Thanks ScoobyTT, I gave it a go today and was REALLY impressed with the results. Didn't bother with the water spray as I didn't feel that I needed to.

Some pics up here:
http://www.ttforum.co.uk/forum/viewtopic.php?f=31&t=161783&sid=2a89b4938c71f5dc894dded8f0a41d79


----------



## davelincs (Jan 1, 2010)

what do you think to the zymol ,richdean?

?


----------



## RichDean (Nov 24, 2009)

Yeah it's very good. Was easy to apply, gave very little powdering, though I did buff it off before it dried.

It was noticeable over Mer, though that wax is very good, but this was much better.

The paint almost looked as reflective as the glass from some angles!


----------



## ScoobyTT (Aug 24, 2009)

I'd second that. The wax itself doesn't last as long as a more solid wax, but this is to be expected as it is a combination product. Where it shines (no pun intended) is in giving a gentle polish to the paint to help with swirls marks, restoring depth of colour and shine if paint is oxidised or suffering dappling from rain/sun combos. As it applies a wax too, it's good for doing this and getting some wax on to protect the paint until you can give it a full going over.


----------



## NickP (May 6, 2002)

davelincs said:


> what do you think to the zymol ,richdean?
> ?


The Zymol products you can buy in Halfords like this and the Zymol Shampoo, aren't truly Zymol products - they are made under license by Turtlewax - just something to bear in mind when comparing to the more expensive Zymol products..


----------



## ahaydock (Sep 19, 2006)

This product isn't too bad when used properly.

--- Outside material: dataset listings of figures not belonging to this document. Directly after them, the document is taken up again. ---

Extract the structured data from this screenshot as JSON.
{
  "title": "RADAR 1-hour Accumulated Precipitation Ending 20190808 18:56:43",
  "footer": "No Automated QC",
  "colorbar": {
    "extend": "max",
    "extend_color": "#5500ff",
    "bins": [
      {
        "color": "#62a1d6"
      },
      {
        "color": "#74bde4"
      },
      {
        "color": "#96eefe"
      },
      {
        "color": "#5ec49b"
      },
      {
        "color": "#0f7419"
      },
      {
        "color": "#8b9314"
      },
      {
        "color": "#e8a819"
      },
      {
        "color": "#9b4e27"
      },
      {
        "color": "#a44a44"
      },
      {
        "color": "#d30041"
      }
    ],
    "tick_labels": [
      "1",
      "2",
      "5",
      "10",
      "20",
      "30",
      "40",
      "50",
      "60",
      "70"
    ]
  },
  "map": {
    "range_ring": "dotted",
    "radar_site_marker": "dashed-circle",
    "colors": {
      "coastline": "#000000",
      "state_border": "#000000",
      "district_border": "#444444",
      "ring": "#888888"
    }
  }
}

Obviously wash the car well using the 2 bucket method and fully rinse to ensure the car is clean. If you can clay the car first. Then I would use either a Foam Applicator or MF Applicator and apply sparingly starting from the top down. Leave it for a min or 2 then buff with a MF Cloth.

The trick is not too use too much or it will get very dusty.

Smells nice


----------



## dooka (Apr 28, 2006)

It will leave white residue on all your plastics too..

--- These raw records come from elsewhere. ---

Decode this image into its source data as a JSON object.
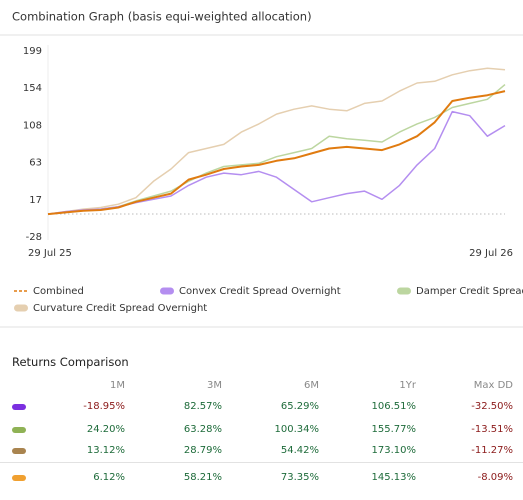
{
  "chart_data": {
    "type": "line",
    "title": "Combination Graph (basis equi-weighted allocation)",
    "categories": [
      "29 Jul 25",
      null,
      null,
      null,
      null,
      null,
      null,
      null,
      null,
      null,
      null,
      null,
      null,
      null,
      null,
      null,
      null,
      null,
      null,
      null,
      null,
      null,
      null,
      null,
      null,
      null,
      "29 Jul 26"
    ],
    "ylim": [
      -28,
      199
    ],
    "yticks": [
      -28,
      17,
      63,
      108,
      154,
      199
    ],
    "grid": false,
    "baseline": 0,
    "series": [
      {
        "name": "Combined",
        "color": "#e07b10",
        "legend_marker": "dashed",
        "values": [
          0,
          2,
          4,
          5,
          8,
          15,
          20,
          25,
          42,
          48,
          55,
          58,
          60,
          65,
          68,
          74,
          80,
          82,
          80,
          78,
          85,
          95,
          112,
          138,
          142,
          145,
          150
        ]
      },
      {
        "name": "Convex Credit Spread Overnight",
        "color": "#b48ef0",
        "legend_marker": "pill",
        "values": [
          0,
          3,
          5,
          6,
          9,
          14,
          18,
          22,
          35,
          45,
          50,
          48,
          52,
          45,
          30,
          15,
          20,
          25,
          28,
          18,
          35,
          60,
          80,
          125,
          120,
          95,
          108
        ]
      },
      {
        "name": "Damper Credit Spread",
        "color": "#bcd6a0",
        "legend_marker": "pill",
        "values": [
          0,
          2,
          4,
          6,
          9,
          16,
          22,
          28,
          40,
          50,
          58,
          60,
          62,
          70,
          75,
          80,
          95,
          92,
          90,
          88,
          100,
          110,
          118,
          130,
          135,
          140,
          158
        ]
      },
      {
        "name": "Curvature Credit Spread Overnight",
        "color": "#e5cfb0",
        "legend_marker": "pill",
        "values": [
          0,
          3,
          6,
          8,
          12,
          20,
          40,
          55,
          75,
          80,
          85,
          100,
          110,
          122,
          128,
          132,
          128,
          126,
          135,
          138,
          150,
          160,
          162,
          170,
          175,
          178,
          176
        ]
      }
    ]
  },
  "table": {
    "title": "Returns Comparison",
    "columns": [
      "1M",
      "3M",
      "6M",
      "1Yr",
      "Max DD"
    ],
    "rows": [
      {
        "color": "#7b2fe0",
        "values": [
          "-18.95%",
          "82.57%",
          "65.29%",
          "106.51%",
          "-32.50%"
        ]
      },
      {
        "color": "#8fb255",
        "values": [
          "24.20%",
          "63.28%",
          "100.34%",
          "155.77%",
          "-13.51%"
        ]
      },
      {
        "color": "#a9844f",
        "values": [
          "13.12%",
          "28.79%",
          "54.42%",
          "173.10%",
          "-11.27%"
        ]
      },
      {
        "color": "#f0a030",
        "values": [
          "6.12%",
          "58.21%",
          "73.35%",
          "145.13%",
          "-8.09%"
        ]
      }
    ]
  }
}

I would bin it, and get some decent wax, such as Megs #16, cheaper to boot, or if you want to stay with some liquid wax, some Collinite 845 Insulator Wax..

Or if you want to stay with the Zymol brand, some Zymol Carbon, around £40 IIRC..


----------



## ScoobyTT (Aug 24, 2009)

No don't bin it  That's a bit like saying "bin 303 Aerospace Protectant because it leaves smeary crud all over the paint".  Cleaner Wax is a dual purpose wax, but it's easy enough to avoid plastics. Easier than trying to avoid paint with fallout from a spray gun anyway hehehe  I found that nay powder from the clay in the cleaner wax would collect in grooves but this could be reduced by giving the buffing cloth a shake every now and then.


----------



## RichDean (Nov 24, 2009)

Got to admit I didn't get any white powder, but then I didn't leave it on long enough to dry properly. It does recommend on the bottle that you should apply it and then buff it off before it dries, and I've got to admit this did give me really good results.

It's been a week now and the car's filthy again, but it's noticeable that the wax has held up well under the dirt, if that makes any sense!

I did hear from a friend of mine that this kind of Zymol was is just a repackaged version of something else, but it's still very good.

Don't get me wrong, its not going to compete with the high performance products like collonite, but that isn't really why I bought it. This time of year, the car gets dirty within about a day or two anyway, so I just wanted a good wax that will give the paintwork a bit of loving, make the car look nice, and most importantly give the paintwork a level of protection.

As soon as spring comes, I'm going to invest in some proper detailing products - clay bar, polish, glaze, sealant, and maybe a wax on top.


----------